7. Verweerder heeft de problemen van eiser met zijn ex-compagnon niet ten onrechte ongeloofwaardig geacht. In dit kader heeft verweerder aan eiser tegengeworpen dat eiser vaag en tegenstrijdig heeft verklaard over de gestelde samenwerking met [naam 2] . De stelling van eiser dat niet valt in te zien dat de eerdere strafrechtelijke veroordeling van [naam 2] voor eiser een beletsel had moeten vormen voor het aangaan van een samenwerkingsverband met [naam 2] , is een herhaling van wat eiser in de zienswijze heeft aangevoerd en waarop verweerder in het bestreden besluit al heeft gereageerd. Verweerder heeft in het bestreden besluit terecht overwogen dat deze stelling op zichzelf onvoldoende reden is om de problemen geloofwaardig te achten. Over eisers stelling dat hij heeft vernomen dat [naam 2] smeergeld heeft betaald aan iemand binnen justitie, heeft verweerder terecht overwogen dat dit slechts een niet-onderbouwd vermoeden is en dat ook dit de overige vage en tegenstrijdige verklaringen niet wegneemt.

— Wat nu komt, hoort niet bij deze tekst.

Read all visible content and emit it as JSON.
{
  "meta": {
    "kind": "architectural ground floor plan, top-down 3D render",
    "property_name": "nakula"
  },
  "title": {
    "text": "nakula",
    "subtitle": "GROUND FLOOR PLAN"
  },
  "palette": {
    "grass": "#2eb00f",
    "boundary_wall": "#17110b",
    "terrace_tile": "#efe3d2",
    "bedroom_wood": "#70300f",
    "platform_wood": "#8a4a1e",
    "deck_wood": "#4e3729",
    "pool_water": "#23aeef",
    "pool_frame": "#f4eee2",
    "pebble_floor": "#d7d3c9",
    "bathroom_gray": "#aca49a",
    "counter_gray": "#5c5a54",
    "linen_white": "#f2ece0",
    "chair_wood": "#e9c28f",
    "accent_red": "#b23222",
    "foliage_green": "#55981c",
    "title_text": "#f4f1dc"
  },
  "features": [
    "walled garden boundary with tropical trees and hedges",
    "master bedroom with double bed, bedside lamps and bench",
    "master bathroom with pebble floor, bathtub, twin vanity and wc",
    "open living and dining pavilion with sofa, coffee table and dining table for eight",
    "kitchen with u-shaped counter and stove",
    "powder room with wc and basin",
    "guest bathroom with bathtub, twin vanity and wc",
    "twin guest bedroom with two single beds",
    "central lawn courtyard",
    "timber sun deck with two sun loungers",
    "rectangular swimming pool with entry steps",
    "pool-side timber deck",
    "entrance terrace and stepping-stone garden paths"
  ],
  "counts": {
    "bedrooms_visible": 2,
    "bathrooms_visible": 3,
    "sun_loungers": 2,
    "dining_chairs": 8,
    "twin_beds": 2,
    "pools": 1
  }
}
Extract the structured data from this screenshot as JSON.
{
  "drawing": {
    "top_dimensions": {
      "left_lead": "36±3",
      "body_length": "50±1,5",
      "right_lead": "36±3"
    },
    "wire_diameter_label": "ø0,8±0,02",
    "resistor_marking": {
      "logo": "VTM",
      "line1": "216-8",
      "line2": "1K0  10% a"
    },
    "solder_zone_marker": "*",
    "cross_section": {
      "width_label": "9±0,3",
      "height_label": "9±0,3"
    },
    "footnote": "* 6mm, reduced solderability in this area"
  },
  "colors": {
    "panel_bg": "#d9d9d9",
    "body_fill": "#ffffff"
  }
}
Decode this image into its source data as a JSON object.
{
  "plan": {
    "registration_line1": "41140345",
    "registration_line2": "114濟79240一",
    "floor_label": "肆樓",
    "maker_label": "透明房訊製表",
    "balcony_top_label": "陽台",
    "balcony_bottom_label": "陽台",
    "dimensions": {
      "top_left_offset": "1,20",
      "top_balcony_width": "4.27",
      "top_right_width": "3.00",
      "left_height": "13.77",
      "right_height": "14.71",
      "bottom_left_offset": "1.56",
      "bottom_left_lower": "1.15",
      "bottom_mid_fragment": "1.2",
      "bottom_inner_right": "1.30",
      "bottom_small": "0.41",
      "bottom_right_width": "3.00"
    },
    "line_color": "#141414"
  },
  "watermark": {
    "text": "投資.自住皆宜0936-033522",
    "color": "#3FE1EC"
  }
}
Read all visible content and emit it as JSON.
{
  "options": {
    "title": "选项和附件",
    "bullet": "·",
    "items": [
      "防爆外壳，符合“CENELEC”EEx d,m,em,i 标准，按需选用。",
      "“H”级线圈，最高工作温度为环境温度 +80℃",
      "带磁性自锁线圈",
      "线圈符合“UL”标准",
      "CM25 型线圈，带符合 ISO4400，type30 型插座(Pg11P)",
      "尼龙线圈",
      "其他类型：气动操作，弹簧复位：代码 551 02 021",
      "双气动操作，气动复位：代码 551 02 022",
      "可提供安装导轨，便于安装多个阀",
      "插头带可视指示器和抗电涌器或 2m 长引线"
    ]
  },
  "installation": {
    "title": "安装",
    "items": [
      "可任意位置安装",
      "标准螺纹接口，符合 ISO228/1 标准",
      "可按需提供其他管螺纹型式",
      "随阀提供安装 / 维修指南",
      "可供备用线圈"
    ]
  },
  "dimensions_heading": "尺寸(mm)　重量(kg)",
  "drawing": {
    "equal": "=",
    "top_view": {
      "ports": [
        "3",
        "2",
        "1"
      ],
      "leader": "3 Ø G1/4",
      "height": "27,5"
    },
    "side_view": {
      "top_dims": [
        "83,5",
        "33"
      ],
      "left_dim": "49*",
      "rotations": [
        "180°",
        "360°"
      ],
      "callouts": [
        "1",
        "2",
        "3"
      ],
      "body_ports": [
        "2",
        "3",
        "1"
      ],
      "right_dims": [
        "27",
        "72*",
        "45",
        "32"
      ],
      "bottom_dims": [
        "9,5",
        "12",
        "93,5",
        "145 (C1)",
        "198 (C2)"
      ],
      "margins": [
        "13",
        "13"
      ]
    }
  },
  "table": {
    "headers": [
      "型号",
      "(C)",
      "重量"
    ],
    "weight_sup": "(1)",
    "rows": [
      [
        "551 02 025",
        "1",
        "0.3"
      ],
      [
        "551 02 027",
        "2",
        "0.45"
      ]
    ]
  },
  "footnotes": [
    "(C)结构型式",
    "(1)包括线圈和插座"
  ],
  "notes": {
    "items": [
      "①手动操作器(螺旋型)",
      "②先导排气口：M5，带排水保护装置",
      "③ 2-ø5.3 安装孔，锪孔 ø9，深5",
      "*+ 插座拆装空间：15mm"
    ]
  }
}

8. Het beroep is ongegrond.
9. Voor een proceskostenveroordeling bestaat geen aanleiding.

Beslissing

De rechtbank verklaart het beroep ongegrond.
Deze uitspraak is gedaan door mr. K.M. de Jager, rechter, in aanwezigheid van mr. W. van Loon, griffier, en openbaar gemaakt door middel van geanonimiseerde publicatie op
www.rechtspraak.nl.
De uitspraak is bekendgemaakt op:
Informatie over hoger beroep
Een partij die het niet eens is met deze uitspraak, kan een hogerberoepschrift sturen naar de Afdeling bestuursrechtspraak van de Raad van State waarin wordt uitgelegd waarom deze partij het niet eens is met de uitspraak. Het hogerberoepschrift moet worden ingediend binnen 1 week na de dag waarop deze uitspraak is verzonden. Kan de indiener de behandeling van het hoger beroep niet afwachten, omdat de zaak spoed heeft, dan kan de indiener de voorzieningenrechter van de Afdeling bestuursrechtspraak van de Raad van State vragen om een voorlopige voorziening (een tijdelijke maatregel) te treffen.